Gym shoes -- today’s athletic shoes. How they love to change the nomenclature to make things sound so much more important. We got along fine with tacky old gym shoes, and I still get along fine with my laceless $29 Ked’s no mater what I’m doing. Their scare tactics of “you must buy our $150 shoes made in China, which should sell for $25, or your back or feet will die.
And, by the way, why are all those fancy Dan shoes so damned expensive? They’re made in China or some other country where they pay slave labor wages. Could it be all the shipping costs and/or all that expensive advertising?
*Flunking gym was not an option, even for stupid kids! I guess P.E. must be much harder than gym.
As a wussy girl who was born athletically deprived. I would have flunked P.E. if I wouldn’t have had the guile to “schlump” when our posture was checked for Corrective Class eligibility. Miraculously, my curved back, stooped, rounded shoulders, one hip higher than the other and pigeon toes were instantly cured the second I was picked as the prefect Corrective candidate.
On the two gloriously magnificent days a week we didn’t have to dress for gym, we went out to the archery range where I became Deadeye Sandy, and learned a skill I never used again.
*We must have had horribly damaged psyches. What an archaic health system we had then. Remember school nurses? Ours wore a hat and everything.
*I thought that I was supposed to accomplish something before I was allowed to be proud of myself.
Now every student gets a gold star, deserving or not. And what’s with all the graduation ceremonies, where no one walks away without a commendation of some sort. Besides, they’re not graduating from anything; they’re simple moving to the next grade.
It’s no wonder we have so many underachieving employees who think they don’t have to do a damn thing to succeed. Constant praise from mothers and teachers taught them nothing on how to succeed in the real world.
*I just can't recall how bored we were without computers, Play Station, Nintendo, X-box or 270 digital TV cable stations.
I for one wish we would have had those things back then in the hope that it would have helped me become computer literate in today’s world.
*Where was the Benadryl and sterilization kit when I got that bee sting? I could have been killed!
When I was stung by a bee picking up a apple on the ground in Mrs.
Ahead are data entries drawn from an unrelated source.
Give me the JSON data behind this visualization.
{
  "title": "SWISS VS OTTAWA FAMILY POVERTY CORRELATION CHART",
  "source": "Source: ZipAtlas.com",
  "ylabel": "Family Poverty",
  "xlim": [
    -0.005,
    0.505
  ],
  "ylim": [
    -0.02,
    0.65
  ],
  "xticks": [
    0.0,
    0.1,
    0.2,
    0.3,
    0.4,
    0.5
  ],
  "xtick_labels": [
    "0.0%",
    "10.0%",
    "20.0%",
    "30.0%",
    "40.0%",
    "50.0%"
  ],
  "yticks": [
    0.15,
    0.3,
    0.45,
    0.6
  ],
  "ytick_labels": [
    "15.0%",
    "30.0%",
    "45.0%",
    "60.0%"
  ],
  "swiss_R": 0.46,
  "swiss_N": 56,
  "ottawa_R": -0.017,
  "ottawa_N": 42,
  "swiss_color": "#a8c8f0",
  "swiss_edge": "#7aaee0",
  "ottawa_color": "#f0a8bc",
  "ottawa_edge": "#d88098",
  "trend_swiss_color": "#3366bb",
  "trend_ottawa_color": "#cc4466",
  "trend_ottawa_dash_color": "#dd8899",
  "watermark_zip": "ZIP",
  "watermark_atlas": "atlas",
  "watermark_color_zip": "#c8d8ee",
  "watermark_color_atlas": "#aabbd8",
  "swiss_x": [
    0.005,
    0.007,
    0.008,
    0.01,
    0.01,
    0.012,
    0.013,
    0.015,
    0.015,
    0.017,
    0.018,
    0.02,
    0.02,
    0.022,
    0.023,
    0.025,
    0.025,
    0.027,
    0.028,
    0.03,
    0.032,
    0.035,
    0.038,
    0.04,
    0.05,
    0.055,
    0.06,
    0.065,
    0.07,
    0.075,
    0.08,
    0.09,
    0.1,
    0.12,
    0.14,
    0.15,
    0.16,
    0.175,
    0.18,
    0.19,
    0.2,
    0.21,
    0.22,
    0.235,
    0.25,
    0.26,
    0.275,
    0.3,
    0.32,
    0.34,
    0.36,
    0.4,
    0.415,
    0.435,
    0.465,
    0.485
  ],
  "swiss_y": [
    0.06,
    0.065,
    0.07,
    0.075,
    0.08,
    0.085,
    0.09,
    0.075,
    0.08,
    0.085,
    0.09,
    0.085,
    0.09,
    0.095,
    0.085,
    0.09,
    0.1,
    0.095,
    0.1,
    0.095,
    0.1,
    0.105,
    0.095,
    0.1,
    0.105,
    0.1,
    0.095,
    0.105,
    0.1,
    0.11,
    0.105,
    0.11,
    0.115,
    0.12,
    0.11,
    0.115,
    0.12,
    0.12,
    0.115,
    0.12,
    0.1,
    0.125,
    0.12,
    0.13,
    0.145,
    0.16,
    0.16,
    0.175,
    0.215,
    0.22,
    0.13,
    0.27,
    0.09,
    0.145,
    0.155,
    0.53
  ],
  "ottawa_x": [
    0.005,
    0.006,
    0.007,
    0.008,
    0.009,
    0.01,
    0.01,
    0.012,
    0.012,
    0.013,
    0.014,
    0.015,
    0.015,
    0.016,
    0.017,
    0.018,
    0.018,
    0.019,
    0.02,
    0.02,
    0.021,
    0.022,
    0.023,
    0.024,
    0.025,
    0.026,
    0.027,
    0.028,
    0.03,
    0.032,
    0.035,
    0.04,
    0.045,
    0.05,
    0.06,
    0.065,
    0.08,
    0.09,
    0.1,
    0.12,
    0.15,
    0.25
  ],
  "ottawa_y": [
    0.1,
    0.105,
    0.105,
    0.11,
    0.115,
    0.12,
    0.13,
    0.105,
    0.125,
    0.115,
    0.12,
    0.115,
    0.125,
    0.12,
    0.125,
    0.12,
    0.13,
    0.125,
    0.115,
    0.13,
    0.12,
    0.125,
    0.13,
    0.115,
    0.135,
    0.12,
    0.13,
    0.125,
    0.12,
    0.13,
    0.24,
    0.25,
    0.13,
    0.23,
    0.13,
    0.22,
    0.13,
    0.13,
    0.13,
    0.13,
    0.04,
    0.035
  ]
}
Langer’s back yard and shrieked for the entire world to hear, she came running out, told me to shut up, pulled out the stinger and said I should go back to playing with Kirk and I’d live.
*Remember when kids played 'king of the hill' on piles of gravel left on vacant construction sites, and when we got hurt, Mom pulled out a $.48-cent bottle of Mercurochrome (kids liked it better because it didn't sting like iodine did) and then we got our butt spanked.
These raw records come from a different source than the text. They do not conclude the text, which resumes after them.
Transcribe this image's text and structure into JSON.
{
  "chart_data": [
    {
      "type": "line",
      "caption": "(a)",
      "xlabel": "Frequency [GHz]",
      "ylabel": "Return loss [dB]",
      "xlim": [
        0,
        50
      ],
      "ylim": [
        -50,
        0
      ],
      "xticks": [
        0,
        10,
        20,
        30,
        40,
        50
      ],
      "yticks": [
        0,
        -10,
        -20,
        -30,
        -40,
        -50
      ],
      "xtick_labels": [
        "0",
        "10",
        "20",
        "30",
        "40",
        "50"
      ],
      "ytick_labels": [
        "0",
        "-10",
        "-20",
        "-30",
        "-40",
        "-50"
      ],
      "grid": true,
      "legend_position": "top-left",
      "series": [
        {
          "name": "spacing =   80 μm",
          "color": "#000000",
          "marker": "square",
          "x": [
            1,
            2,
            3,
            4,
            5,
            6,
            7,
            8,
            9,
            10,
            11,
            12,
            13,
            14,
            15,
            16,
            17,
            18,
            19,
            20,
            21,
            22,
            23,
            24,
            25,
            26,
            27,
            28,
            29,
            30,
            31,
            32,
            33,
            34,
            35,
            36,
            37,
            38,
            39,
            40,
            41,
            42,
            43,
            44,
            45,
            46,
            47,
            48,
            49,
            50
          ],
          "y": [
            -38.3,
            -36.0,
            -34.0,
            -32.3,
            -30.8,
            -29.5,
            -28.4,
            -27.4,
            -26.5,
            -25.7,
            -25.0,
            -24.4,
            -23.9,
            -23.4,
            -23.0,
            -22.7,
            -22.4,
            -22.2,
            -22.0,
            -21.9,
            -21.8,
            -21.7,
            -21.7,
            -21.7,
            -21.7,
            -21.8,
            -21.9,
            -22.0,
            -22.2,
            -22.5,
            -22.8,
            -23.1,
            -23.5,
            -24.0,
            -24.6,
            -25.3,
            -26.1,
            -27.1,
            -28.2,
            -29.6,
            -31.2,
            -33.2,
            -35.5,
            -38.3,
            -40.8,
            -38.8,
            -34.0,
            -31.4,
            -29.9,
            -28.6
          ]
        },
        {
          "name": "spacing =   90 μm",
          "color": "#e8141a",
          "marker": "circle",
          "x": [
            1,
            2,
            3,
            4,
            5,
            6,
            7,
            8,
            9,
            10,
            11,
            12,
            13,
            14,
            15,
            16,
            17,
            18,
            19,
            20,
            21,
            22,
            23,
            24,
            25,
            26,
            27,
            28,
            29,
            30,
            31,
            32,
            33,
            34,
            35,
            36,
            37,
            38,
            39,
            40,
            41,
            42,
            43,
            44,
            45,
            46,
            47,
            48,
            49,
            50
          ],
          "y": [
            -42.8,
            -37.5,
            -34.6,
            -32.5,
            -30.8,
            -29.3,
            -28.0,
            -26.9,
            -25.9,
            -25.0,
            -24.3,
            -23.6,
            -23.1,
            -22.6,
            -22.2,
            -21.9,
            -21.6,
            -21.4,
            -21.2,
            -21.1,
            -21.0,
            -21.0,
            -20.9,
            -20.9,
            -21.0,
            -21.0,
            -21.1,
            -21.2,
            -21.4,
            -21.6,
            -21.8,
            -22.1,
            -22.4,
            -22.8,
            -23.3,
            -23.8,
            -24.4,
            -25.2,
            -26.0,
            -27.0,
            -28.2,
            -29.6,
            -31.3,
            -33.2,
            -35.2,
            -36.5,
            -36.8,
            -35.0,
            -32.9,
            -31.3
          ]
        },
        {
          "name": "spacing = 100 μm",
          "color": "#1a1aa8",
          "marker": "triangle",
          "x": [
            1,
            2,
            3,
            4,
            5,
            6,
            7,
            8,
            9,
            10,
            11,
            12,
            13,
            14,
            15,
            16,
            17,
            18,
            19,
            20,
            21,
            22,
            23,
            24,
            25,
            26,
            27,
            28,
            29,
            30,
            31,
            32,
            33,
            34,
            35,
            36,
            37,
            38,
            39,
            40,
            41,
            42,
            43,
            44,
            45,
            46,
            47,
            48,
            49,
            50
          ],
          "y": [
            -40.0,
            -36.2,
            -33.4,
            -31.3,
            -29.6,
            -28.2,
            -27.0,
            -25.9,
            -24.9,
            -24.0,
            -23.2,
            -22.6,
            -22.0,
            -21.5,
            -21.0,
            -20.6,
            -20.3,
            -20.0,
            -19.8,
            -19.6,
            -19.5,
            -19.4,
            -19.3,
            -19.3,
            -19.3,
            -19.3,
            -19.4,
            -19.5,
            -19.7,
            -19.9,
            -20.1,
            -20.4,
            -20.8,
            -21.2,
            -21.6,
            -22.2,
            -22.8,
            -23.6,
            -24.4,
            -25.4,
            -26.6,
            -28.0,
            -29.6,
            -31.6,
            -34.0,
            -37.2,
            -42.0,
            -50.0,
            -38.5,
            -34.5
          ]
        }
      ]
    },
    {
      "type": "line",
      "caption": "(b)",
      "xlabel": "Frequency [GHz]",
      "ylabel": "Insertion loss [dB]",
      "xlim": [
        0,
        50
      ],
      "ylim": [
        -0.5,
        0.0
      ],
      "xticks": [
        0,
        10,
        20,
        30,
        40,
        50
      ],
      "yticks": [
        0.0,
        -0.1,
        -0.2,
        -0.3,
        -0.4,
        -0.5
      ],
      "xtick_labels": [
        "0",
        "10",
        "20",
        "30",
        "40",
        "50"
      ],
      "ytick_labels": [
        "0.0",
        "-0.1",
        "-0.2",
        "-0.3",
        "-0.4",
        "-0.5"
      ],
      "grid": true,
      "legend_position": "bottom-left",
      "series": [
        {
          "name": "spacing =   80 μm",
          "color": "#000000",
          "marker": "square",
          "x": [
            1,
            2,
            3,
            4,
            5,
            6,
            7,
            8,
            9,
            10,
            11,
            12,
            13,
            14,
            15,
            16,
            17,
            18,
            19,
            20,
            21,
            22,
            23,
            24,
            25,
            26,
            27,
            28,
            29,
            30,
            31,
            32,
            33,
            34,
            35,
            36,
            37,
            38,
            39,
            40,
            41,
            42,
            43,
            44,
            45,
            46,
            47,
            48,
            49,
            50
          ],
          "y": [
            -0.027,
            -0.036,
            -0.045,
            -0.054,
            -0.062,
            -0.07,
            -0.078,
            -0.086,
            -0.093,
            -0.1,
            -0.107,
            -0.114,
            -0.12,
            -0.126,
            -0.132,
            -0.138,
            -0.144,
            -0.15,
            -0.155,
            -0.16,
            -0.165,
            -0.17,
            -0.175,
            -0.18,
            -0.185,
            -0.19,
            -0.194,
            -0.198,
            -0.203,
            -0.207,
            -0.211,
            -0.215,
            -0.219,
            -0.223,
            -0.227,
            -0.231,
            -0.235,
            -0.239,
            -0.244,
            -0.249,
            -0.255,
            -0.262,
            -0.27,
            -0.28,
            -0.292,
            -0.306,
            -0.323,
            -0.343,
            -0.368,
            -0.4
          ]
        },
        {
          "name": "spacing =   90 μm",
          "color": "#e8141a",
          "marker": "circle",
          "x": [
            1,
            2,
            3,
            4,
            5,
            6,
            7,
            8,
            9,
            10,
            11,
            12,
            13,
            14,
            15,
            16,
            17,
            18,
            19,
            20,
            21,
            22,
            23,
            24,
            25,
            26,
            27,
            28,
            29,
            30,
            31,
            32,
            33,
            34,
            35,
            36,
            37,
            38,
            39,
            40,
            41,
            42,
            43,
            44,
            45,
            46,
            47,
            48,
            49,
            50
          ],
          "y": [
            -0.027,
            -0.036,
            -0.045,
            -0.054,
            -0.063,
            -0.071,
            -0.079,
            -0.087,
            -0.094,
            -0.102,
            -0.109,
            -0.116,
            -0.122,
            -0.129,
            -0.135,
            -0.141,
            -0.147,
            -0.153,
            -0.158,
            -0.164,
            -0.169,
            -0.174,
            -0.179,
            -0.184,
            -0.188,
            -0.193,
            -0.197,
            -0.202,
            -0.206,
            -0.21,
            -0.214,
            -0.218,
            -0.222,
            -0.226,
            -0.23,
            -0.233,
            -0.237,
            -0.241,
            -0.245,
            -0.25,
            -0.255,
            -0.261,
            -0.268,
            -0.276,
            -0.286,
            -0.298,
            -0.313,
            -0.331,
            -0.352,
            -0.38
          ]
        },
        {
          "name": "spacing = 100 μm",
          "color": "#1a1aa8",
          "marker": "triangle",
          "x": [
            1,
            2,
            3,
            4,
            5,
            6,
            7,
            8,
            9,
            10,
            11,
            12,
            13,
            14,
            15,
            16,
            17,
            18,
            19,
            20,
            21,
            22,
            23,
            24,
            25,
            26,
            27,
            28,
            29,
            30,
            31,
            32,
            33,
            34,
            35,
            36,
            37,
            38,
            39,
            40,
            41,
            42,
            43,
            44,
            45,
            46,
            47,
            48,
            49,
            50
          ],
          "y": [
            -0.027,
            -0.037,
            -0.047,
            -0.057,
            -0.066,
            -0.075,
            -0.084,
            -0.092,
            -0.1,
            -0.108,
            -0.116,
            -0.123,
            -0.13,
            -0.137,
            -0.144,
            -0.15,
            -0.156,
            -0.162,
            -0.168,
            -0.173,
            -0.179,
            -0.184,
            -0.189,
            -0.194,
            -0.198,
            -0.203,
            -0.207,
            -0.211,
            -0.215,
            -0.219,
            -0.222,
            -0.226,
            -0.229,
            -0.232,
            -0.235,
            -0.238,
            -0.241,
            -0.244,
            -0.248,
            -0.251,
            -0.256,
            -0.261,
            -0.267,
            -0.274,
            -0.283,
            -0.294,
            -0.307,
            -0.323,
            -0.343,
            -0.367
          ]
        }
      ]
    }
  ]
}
Now it's a trip to the emergency room, followed by a 10-day dose of a $49 bottle of antibiotics, and then Mom calls the attorney to sue the contractor for leaving a horribly vicious pile of gravel where it was such a threat.
Only $49? That’s getting off cheap.
*We didn't act up at the neighbor's house either because if we did, we got our butt spanked there and then we got butt-spanked again when we got home.